I should explain. A cupola looks like a little shed on top of a barn roof. It is there to promote ventilation. Projects are something I do in my shop to keep me from going nuts during the long, gray forth season known as winter. There, now you’re up to speed.
I began the cupola on a ladder. I climbed to the gable-end peak of the shop roof and laid two boards on end along the roof-line so I knew their angle. I then ran screws through the boards where they met. I took this newly-formed template into the shop and screwed it to my workbench. Everything I built from this point out would depend on the accuracy of my template so I checked it several times then began my work.
The base of the cupola really just needs to transfer the weight of the structure to the roof. The base is sturdy but I was more concerned with it being rigid laterally than anything else. The top side of the base structure consisted of two by fours and covered by a ¾ inch thick piece of osb. After I formed the skeleton of the base, I wrapped it in red barn steel on the side and coil stock on the top.
The top of the cupola was formed by cutting two semi-circles from a sheet of ¾ inch oriented strand board (osb.) I then stood both semi-circles on their flat side 48 inches apart and screwed two by fours to span the distance between the sheets of osb. I formed a structure in between the two by fours where they met the semi-circle of osb with more two by fours which created an almost-semi-circular frame on the interior of the top portion of cupola. If you are lost by now, don’t feel bad. Re-read the previous three sentences and you will probably still be-lost.
It was now time to mount the top to the bottom. I made wooden posts from a sandwich of two by fours and osb. I needed to leave a channel open in the middle of each post so that a half-threaded rod could be passed through it. I used the threaded rod to squeeze each two foot post in between the top and bottom which created an open space, kind of like a church steeple. I also threaded 14 gauge wire through one post as I wanted to mount a light from the bottom of the top part of the cupola.
The roof of the cupola is covered in galvanized steel. I cut the galvanized steel so that it hangs about two inches over each side of the osb board which forms the face of the top. The face of the cupola was covered in red barn steel and slotted into flexible j-channel which rides the upside-down curve formed by the bottom of the galvanized-steel roof. The four bare-wood posts were then covered in Versatex column wrap which was glued and fastened into place.

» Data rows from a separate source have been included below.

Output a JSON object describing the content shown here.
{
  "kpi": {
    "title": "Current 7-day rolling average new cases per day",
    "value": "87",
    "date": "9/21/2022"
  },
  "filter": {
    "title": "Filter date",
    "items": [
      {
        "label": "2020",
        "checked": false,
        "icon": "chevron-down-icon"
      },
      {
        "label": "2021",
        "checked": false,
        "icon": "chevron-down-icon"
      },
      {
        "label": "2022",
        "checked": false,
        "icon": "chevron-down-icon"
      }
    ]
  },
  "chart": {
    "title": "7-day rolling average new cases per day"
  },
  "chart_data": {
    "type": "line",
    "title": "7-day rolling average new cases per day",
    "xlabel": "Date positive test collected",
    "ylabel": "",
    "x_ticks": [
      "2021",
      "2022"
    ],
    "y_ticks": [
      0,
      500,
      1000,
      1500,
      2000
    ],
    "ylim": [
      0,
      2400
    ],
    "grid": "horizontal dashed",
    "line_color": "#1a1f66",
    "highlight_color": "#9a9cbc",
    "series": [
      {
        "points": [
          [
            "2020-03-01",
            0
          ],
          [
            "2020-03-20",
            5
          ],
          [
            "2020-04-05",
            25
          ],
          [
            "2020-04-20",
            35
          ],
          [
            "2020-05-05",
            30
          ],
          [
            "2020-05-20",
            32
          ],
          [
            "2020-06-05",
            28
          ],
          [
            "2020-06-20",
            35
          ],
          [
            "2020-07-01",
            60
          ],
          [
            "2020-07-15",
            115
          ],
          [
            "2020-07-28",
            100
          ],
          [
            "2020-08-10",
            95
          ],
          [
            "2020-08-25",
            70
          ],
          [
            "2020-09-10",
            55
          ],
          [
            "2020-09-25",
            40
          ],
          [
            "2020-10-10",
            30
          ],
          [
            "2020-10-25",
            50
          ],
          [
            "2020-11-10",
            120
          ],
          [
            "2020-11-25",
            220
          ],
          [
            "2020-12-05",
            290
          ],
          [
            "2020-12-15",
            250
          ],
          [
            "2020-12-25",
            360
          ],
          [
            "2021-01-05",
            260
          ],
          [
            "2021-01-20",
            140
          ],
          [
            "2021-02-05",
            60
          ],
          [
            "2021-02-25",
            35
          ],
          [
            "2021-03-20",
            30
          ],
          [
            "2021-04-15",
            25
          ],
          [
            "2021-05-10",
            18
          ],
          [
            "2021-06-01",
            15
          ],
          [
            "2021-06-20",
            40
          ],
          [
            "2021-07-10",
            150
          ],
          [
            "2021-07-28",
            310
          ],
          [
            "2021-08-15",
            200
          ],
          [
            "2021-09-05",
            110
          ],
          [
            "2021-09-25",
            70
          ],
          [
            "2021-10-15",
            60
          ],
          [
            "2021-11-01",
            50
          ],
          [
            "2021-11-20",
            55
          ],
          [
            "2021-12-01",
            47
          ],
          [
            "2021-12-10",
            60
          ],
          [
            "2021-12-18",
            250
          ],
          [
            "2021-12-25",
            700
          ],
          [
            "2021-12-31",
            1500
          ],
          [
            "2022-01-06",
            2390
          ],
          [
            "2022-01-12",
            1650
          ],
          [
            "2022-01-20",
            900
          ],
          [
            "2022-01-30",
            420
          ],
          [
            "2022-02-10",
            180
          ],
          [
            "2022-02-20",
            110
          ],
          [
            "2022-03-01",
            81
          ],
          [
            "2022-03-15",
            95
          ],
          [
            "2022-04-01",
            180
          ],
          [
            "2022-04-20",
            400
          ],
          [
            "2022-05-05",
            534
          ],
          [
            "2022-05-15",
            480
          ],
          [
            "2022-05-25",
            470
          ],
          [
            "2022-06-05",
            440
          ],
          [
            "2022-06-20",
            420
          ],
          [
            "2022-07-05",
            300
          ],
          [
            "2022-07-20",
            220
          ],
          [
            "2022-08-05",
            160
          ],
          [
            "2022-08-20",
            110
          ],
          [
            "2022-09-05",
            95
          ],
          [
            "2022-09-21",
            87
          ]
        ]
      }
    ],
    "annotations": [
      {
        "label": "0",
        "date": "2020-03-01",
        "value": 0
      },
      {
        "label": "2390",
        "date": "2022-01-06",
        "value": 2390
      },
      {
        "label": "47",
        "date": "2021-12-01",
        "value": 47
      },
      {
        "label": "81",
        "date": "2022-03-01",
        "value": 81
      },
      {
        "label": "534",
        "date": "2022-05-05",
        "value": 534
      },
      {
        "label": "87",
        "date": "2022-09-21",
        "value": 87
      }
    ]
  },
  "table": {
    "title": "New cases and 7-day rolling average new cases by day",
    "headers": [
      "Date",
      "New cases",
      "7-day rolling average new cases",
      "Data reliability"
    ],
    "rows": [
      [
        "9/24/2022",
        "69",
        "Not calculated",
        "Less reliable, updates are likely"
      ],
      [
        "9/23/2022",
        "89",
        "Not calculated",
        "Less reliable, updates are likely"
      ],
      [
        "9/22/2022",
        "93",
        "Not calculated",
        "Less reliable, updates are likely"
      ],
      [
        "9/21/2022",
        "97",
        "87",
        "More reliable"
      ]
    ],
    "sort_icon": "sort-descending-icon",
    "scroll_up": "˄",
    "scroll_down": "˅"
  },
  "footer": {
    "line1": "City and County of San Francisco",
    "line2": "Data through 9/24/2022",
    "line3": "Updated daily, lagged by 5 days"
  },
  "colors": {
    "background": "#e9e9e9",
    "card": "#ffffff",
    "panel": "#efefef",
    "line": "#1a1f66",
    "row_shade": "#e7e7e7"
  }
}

My nephew, Ben Nelson, brought his bucket truck out to lift the cupola into place. He also let me ride along so I could finish up the wiring. The light is mounted to the “ceiling” of the cupola and is on a photovoltaic switch. I typically overbuild and the cupola was no different as Ben and I had to carry it out of my shop which proved to be a real “milk strainer.”
I included pictures but you’ll notice the cupola gives my shop a southern colonial look to it. This was unintentional as there was no plan included with this project. Anyway, I think it looks nice and it always good to lean on a project as I limp through winter.